In start-explanations.pl/start-suspend.pl file at the beginning of the script you have to fill in following variable:
# PRODUCTION my $endpoint = "https://gusiwr.fzk.de/arsys/services/ARService?server=gusiwr&webService=Grid_HelpDesk"; my $user = ""; # login to GGUS web-services my $pass = ""; # password to GGUS web-services # Submitter data, Those data will be used as submitter's data to create tickets my $Mail = ""; # your email address my $DN = ""; # your DN my $Name = ""; # Name and Surname
- Prepare input file.
The input plain file format for both scripts is as follow:
ROC/NGI support unit in GGUS; Site name; Availability; Reliability;
Remember that in each line should be one site and the number of semicolons should be always 4. For start-suspend.pl script Availability and Reliability values are omitted but semicolons are necessary.
example:
NGI_PL; CYFRONET_LCG2; 50%; 10%; NGI_PL; IFJ-PAN; 15%; 3%;
- Execute the tool
Login to machine with perl installed and execute the script as follow:
perl start-explanations.pl/start-suspend.pl PARENT_TICKET_ID "DATE" FILE_NAME
PARENT_TICKET_ID - number of "Availability/reliability statistics for *" ticket
DATE - date of the report. Format: "month year"

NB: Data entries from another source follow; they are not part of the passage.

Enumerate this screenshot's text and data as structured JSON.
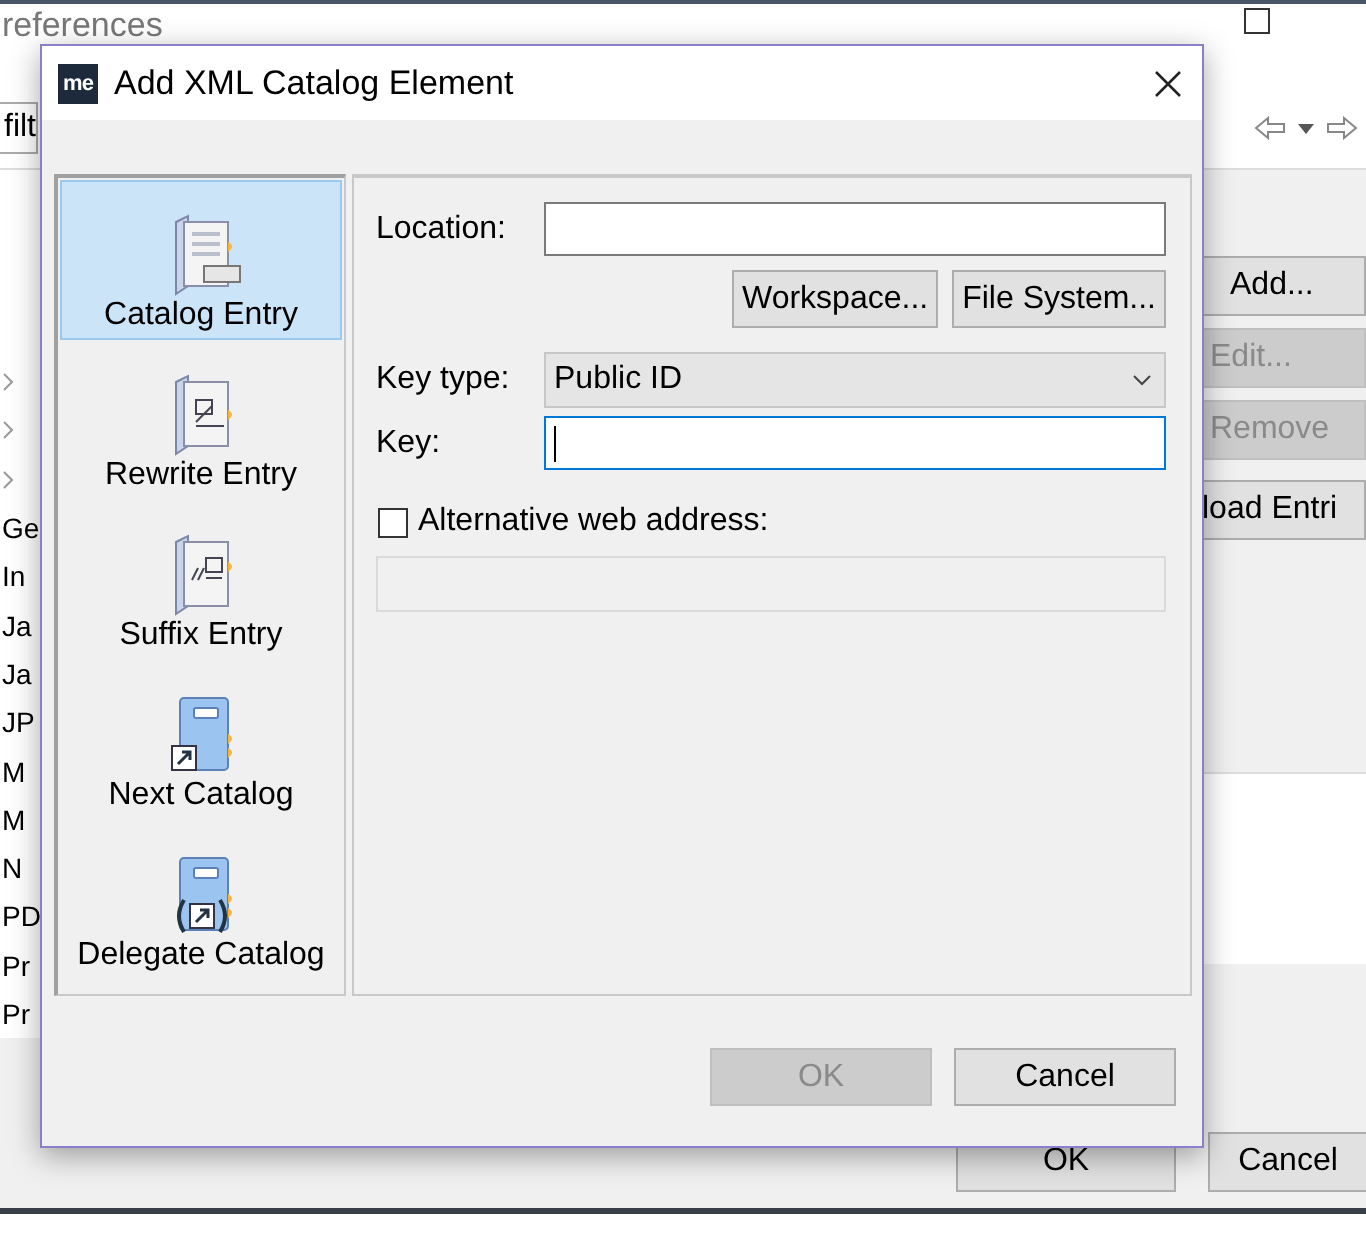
{
  "background_window": {
    "title": "references",
    "filter_text": "filt",
    "tree_items": [
      {
        "label": "Ge"
      },
      {
        "label": "In"
      },
      {
        "label": "Ja"
      },
      {
        "label": "Ja"
      },
      {
        "label": "JP"
      },
      {
        "label": "M"
      },
      {
        "label": "M"
      },
      {
        "label": "N"
      },
      {
        "label": "PD"
      },
      {
        "label": "Pr"
      },
      {
        "label": "Pr"
      }
    ],
    "side_buttons": [
      {
        "label": "Add...",
        "disabled": false
      },
      {
        "label": "Edit...",
        "disabled": true
      },
      {
        "label": "Remove",
        "disabled": true
      }
    ],
    "reload_button": {
      "label": "load Entri"
    },
    "footer_buttons": [
      {
        "label": "OK"
      },
      {
        "label": "Cancel"
      }
    ]
  },
  "dialog": {
    "logo_text": "me",
    "title": "Add XML Catalog Element",
    "entry_types": [
      {
        "label": "Catalog Entry",
        "kind": "entry",
        "selected": true
      },
      {
        "label": "Rewrite Entry",
        "kind": "rewrite",
        "selected": false
      },
      {
        "label": "Suffix Entry",
        "kind": "suffix",
        "selected": false
      },
      {
        "label": "Next Catalog",
        "kind": "next",
        "selected": false
      },
      {
        "label": "Delegate Catalog",
        "kind": "delegate",
        "selected": false
      }
    ],
    "location": {
      "label": "Location:"
    },
    "browse_buttons": [
      {
        "label": "Workspace..."
      },
      {
        "label": "File System..."
      }
    ],
    "key_type": {
      "label": "Key type:",
      "value": "Public ID"
    },
    "key": {
      "label": "Key:",
      "focused": true
    },
    "alternative": {
      "label": "Alternative web address:",
      "checked": false,
      "field_disabled": true
    },
    "buttons": [
      {
        "label": "OK",
        "disabled": true
      },
      {
        "label": "Cancel",
        "disabled": false
      }
    ]
  }
}
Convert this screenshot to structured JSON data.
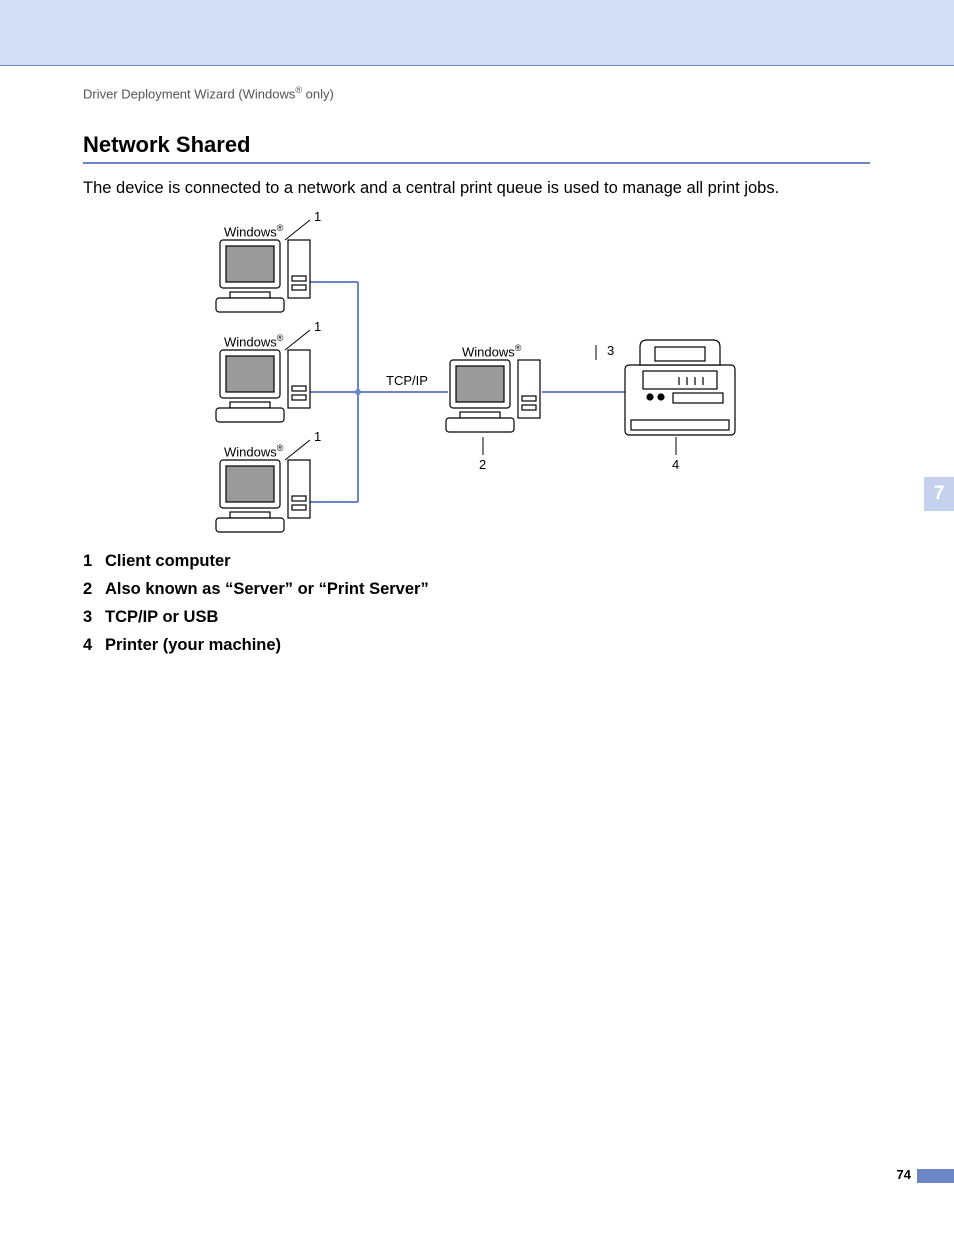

FILE_NAME - file with input availability/reliability data
example:
perl start-explanations.pl 4121 "May 2010" dane.txt
Best practice
- If the site explaining that site administrator was on holidays put as a solution "This time the explanation is found satisfactory, although for the future in case of administrators holidays site should provide administrator deputy. If it is not possible then NGI should put site which is failing in downtime. Thank you!". Close the ticket and verify it.